Without doubt, the Framers were flawed men. Many were slave-owning aristocrats who feared the dangers of unrestrained democracy in which the downtrodden might demand a reversal of fortune for the rich. Some of Madison's "checks and balances" were designed to avoid extreme swings in popular passions.
There were other obvious tensions within the constitutional structure regarding exactly where the boundaries of authority were. That, too, was part of Madison's structure.
But the Framers clearly saw the Constitution as creating a powerful central government and a dynamic system that had the flexibility to address national problems, then and in the future. For instance, one of Madison's most cherished features was the Commerce Clause, which gave the federal government the power to regulate national commerce.
The whole point of including the Commerce Clause among the enumerated powers of Congress was to put the federal government to work improving the economic conditions of the nation.
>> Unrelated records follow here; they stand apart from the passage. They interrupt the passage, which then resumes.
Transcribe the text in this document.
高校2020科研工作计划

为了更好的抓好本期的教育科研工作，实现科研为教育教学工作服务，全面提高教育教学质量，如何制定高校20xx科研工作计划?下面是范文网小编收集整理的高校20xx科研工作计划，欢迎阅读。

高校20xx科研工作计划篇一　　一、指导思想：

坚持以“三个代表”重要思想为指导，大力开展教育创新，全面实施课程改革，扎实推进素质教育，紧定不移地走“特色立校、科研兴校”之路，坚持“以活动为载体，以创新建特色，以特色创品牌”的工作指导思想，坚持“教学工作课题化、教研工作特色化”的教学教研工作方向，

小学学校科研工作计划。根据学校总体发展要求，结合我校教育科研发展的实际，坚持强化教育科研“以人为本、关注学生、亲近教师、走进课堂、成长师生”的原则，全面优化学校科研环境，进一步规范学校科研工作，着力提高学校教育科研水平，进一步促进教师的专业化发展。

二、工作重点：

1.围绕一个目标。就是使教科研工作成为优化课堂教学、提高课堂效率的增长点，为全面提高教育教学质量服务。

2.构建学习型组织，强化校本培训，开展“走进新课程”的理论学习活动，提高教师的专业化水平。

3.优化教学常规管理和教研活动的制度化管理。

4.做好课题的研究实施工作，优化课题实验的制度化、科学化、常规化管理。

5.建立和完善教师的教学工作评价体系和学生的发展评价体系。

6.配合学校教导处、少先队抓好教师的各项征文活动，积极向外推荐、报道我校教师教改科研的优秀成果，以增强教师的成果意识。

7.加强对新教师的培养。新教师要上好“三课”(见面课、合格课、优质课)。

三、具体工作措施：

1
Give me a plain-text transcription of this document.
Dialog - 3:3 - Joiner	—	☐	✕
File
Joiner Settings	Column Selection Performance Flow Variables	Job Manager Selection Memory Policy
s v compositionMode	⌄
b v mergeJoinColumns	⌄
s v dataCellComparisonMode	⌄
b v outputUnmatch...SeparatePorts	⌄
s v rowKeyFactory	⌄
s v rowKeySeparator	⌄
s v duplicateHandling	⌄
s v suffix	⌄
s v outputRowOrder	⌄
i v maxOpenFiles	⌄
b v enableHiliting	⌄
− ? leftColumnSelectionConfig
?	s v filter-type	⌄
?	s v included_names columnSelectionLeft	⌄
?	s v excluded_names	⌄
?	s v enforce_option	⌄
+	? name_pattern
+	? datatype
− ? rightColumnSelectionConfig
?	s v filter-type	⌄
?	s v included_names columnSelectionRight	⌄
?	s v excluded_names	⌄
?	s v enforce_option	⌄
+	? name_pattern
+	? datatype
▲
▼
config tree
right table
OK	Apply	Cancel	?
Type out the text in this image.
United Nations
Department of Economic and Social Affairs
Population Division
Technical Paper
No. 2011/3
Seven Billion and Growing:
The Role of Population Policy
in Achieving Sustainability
In their time, the Framers talked about construction of roads and canals, but they also wanted the federal government to protect the competitiveness of U.S. commerce versus the more developed economies of Europe.
But that role -- along with that history -- is on the line in Election 2012. The American people can side with the actual Framers in treating the Constitution as a tool for addressing national problems or they can join with the Tea Partiers who embrace a false narrative that equates "freedom" with hostility toward the federal government.
If that's the result, it could mean near total "freedom" for our fellow citizens, the corporations.